Hristiyanlık öncesi Ermeni toplumunda kadın figürü olarak “Anahid kültü” ile karşılaşırız. Yunan ve Roma mitolojisinde av tanrıçası olan Artemis- Diana, Ermeni mitolojisinde Anahid -Ana tanrıça olarak karşımıza çıkar. Kucağında bir çocuk omuzlarına kadar düşen başörtüsüyle aslında tipik Ermeni kadını resminin dışa vurumudur, örnek kadındır, ailenin koruyucusudur. Bu tanrıça, ileride Ermeniler’in Hristiyanlığa geçişinde yerini Meryem Ana’ya bırakacaktır. Aslında Hristiyanlıkla birlikte Ermeniler’de kadın figürleri de çoğalmıştır bunlar hep dini figürler olup genelde yönetici sınıftan birilerinin ya kardeşi ya karısıdır ya da Batı’dan gelip Ermenileştirilmiş figürlerdir. 37 kadınla birlikte Roma’dan kaçarak Ermeni ülkesine gelen ve Hristiyanlığı Ermeniler arasında yayan iki kadın Hripsime ve Kayane bugüne dek inanç sahibi Ermeni kadınlarının en sevdiği dini figürlerdir; onlar azizelerdir. M.S. III. yüzyılda bu kadınlarla birlikte, Ermeni kadın tarihine bir figür daha eklenmiştir. Bu kadın, dönemin kralı Drtad’ın kız kardeşi Khosrovatuğd’dur. Hripsime, Gayane ve onlarla birlikte Hristiyanlığı Ermeniler arasında yaymaya çalışan Nune ve Mane adlı rahibelerden etkilenmiş ve Hristiyanlığın devlet dini olarak kabulünde çok önemli bir rol üstlenmiştir. Ama hep Dırtad’ın kız kardeşi, Grigor Lusavoriç’in sevgilisi olarak anılır nedense.

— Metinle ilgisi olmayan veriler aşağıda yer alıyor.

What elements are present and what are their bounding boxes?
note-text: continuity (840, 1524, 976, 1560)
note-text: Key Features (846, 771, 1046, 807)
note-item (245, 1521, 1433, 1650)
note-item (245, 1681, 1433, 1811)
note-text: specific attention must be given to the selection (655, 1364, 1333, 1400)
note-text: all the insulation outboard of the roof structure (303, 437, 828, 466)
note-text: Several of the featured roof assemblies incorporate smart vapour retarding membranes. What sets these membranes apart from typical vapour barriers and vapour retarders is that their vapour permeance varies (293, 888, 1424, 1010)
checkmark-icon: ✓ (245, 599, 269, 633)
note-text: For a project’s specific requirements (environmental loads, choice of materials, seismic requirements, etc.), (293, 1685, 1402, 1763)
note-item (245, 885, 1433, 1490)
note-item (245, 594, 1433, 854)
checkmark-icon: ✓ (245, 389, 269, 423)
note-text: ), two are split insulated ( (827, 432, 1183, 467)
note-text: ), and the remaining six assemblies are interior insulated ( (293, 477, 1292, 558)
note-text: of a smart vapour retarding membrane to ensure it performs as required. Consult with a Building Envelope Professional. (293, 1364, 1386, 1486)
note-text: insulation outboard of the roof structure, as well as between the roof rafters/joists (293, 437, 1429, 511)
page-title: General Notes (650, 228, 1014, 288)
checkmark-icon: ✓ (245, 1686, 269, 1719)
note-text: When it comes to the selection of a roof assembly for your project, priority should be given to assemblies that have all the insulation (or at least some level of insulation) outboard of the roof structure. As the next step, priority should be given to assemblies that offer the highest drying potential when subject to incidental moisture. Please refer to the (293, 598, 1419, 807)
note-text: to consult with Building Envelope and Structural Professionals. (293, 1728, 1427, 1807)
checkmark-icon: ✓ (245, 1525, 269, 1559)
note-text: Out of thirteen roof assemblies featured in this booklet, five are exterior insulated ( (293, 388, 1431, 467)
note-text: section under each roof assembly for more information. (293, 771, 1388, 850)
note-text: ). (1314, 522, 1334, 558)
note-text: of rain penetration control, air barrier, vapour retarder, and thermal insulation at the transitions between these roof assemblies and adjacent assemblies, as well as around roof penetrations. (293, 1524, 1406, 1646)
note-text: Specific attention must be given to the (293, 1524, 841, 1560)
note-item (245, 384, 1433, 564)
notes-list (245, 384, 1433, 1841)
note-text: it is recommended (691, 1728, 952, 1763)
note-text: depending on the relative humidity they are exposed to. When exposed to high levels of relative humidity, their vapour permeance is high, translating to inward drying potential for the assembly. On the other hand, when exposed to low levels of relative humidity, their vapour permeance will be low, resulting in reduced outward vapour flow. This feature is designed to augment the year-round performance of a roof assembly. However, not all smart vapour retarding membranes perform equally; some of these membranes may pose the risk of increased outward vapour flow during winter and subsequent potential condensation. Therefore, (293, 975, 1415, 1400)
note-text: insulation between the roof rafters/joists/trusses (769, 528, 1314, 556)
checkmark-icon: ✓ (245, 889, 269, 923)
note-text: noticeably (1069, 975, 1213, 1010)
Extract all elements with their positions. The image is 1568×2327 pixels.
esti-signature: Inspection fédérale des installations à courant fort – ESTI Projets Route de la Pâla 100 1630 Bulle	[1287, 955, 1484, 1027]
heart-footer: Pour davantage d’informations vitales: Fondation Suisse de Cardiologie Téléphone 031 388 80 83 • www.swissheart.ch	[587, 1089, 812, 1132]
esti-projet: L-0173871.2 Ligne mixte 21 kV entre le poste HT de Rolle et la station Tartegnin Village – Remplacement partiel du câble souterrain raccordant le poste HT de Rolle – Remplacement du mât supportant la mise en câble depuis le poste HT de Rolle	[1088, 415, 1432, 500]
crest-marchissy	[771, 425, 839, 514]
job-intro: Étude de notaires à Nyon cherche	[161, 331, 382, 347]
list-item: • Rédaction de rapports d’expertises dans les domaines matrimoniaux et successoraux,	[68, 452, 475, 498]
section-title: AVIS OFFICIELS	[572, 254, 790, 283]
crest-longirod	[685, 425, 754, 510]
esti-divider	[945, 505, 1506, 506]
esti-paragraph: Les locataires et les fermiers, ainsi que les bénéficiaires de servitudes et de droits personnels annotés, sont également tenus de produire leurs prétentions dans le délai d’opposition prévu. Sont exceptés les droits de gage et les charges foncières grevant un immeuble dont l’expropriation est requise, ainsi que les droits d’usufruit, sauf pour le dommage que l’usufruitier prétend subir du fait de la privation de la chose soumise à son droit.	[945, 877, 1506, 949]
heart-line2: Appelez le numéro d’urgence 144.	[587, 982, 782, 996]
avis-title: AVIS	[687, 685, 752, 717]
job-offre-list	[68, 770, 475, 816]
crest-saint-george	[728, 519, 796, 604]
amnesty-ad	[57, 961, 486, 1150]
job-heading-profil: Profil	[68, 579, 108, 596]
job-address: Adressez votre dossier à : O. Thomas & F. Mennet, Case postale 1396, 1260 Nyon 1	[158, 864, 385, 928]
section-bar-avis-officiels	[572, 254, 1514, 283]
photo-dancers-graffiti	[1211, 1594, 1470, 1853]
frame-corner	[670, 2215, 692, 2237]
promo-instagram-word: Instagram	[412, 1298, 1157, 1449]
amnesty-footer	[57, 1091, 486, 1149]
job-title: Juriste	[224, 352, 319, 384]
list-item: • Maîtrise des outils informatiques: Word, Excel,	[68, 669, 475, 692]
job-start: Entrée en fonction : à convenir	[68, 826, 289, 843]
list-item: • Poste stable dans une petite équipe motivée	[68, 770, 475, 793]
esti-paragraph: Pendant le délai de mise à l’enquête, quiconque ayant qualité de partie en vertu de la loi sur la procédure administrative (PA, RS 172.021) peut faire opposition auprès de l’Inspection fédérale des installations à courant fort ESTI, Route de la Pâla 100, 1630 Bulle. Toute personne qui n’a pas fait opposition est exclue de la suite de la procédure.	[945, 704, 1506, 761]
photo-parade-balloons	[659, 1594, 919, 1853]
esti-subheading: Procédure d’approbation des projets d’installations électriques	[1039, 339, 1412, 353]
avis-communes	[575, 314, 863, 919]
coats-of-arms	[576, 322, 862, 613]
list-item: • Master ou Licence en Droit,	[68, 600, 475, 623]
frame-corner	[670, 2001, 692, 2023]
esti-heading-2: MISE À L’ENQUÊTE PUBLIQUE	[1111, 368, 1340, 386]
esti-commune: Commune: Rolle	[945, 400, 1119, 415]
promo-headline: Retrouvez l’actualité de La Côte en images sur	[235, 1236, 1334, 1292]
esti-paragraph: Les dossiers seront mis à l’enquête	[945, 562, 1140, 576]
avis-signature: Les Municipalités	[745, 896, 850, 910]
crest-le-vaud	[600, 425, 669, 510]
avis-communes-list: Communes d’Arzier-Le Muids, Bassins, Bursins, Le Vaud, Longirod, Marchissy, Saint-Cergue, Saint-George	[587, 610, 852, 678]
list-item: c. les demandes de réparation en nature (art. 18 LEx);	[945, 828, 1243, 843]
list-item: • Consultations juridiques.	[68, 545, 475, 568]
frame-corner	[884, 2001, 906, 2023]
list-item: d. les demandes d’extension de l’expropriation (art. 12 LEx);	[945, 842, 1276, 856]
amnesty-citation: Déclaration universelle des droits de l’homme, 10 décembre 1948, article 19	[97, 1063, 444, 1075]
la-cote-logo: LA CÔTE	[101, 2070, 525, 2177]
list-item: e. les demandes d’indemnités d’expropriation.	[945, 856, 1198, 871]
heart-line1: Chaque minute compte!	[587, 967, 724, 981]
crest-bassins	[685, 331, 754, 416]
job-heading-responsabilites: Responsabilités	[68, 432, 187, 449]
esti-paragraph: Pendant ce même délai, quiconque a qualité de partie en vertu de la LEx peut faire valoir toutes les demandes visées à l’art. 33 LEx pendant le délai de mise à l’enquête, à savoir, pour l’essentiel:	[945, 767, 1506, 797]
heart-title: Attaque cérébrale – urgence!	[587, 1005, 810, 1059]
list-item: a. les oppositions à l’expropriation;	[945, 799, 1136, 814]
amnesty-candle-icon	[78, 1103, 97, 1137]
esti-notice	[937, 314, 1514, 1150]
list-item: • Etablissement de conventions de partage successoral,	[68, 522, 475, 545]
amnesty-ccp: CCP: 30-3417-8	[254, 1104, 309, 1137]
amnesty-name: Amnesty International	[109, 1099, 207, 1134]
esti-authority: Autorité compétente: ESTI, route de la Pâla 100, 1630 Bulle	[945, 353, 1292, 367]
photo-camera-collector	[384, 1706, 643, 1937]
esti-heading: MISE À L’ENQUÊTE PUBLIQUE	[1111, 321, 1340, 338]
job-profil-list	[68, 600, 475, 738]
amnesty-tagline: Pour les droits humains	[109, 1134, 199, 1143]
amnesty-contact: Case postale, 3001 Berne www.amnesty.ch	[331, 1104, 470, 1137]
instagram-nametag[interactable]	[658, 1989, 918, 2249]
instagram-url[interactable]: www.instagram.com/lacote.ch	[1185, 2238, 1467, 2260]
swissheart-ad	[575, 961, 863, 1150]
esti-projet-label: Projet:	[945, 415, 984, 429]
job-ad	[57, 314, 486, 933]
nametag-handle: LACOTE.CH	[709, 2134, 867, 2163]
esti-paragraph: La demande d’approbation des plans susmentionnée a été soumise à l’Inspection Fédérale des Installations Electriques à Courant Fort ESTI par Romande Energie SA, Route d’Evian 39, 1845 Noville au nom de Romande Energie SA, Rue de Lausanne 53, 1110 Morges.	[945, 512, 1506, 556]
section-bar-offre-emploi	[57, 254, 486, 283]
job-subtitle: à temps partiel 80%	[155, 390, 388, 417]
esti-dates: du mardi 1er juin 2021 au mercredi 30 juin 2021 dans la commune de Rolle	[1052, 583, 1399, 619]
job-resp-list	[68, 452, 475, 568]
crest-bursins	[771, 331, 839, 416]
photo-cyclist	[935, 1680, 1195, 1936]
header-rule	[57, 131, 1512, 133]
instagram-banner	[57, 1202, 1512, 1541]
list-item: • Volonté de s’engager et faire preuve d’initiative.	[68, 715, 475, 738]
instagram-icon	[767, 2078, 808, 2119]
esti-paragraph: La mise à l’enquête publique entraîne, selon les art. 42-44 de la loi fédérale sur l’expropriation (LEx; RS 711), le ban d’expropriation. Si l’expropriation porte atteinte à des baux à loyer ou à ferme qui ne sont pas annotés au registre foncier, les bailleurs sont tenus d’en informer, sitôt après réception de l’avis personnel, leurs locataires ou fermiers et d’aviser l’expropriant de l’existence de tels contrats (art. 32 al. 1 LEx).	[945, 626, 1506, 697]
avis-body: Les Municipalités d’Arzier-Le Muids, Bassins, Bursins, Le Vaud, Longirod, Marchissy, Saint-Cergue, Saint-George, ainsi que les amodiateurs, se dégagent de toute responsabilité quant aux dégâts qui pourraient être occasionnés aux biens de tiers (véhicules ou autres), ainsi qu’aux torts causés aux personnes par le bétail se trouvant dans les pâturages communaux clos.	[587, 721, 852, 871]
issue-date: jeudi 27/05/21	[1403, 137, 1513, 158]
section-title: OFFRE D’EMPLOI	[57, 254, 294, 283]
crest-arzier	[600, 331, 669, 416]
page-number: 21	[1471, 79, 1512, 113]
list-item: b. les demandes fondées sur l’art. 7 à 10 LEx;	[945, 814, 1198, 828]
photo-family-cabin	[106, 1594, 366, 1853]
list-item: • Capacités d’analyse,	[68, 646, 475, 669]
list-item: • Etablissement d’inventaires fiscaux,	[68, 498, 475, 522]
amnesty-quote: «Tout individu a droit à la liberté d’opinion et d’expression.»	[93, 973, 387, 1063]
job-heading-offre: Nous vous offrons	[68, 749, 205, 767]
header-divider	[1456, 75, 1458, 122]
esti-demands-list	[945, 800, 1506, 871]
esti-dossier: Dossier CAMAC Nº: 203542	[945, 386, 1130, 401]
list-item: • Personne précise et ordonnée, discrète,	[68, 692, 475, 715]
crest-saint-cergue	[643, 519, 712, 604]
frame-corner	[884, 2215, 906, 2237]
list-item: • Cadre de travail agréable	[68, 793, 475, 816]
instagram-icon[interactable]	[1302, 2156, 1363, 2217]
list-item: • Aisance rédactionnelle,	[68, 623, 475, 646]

Zaman zaman söylüyoruz ya, “Tarih; kadınları pek sevmez, sayfalarında onlara pek yer ayırmak istemez” diye. Tarihe adlarını yazdıran kadınlar, genellikle bir hükümdarın arkasında türlü entrikalarla uğraşan, tarihte aşk hayatlarıyla yer edinen ikinci sınıf oyunculardır ve yine genellikle hükümdarların yanlış kararlarında onların rolü vardır. Başrolde pek oynayamazlar, olur a, tahtın varisi bir erkek bulunamadığında mecburen tahta çıkan bir kadın ise onun da asli görevlerinden çok kimlerle aşk yaşamış olduğu daha çok ilgi çeker, hiçbir şey bulunamasa büyücülükle itham edilir. Ermeni tarihinde de bu durum pek farklı olmamış, kiliselerin inşası, yazma kitaplar ve bunun gibi fikir ürünlerinin ortaya çıkmasında hami rolü üstlenen asil ailelere mensup Ermeni kadınlarının ismi ister istemez kayıt altına alınmışsa da fikir ve sanat alanında üretici olmuş pek çok kadının adı sanı unutulup gitmiştir. VIII. yüzyılın Ermeni kadın ozanı Sahagatuğd da buna güzel bir örnektir. Bu kadın ilk kadın ozanımızdır ancak küçük yaşta rahibeliği seçmiş ve hayatı boyunca bir mağarada münzevi bir hayat yaşamıştır. Kendisini kısıtlayacak gibi görünen rahibeliği sayesinde Sahagatuğd, aksine son derece üretken bir kadın olmuştur bu mağarada. Şiirler yazmış, şarkılar bestelemiş ve çocuklara eğitim vermiştir tabii ki dönemin geleneklerine uygun olarak bir perde arkasından. Şair ve müzisyen olan bu kadın, erkek kardeşiyle birlikte Ermeni nota yazımını keşfederek Ermeni müziğinde bir dönüm noktası oluşturmuştur.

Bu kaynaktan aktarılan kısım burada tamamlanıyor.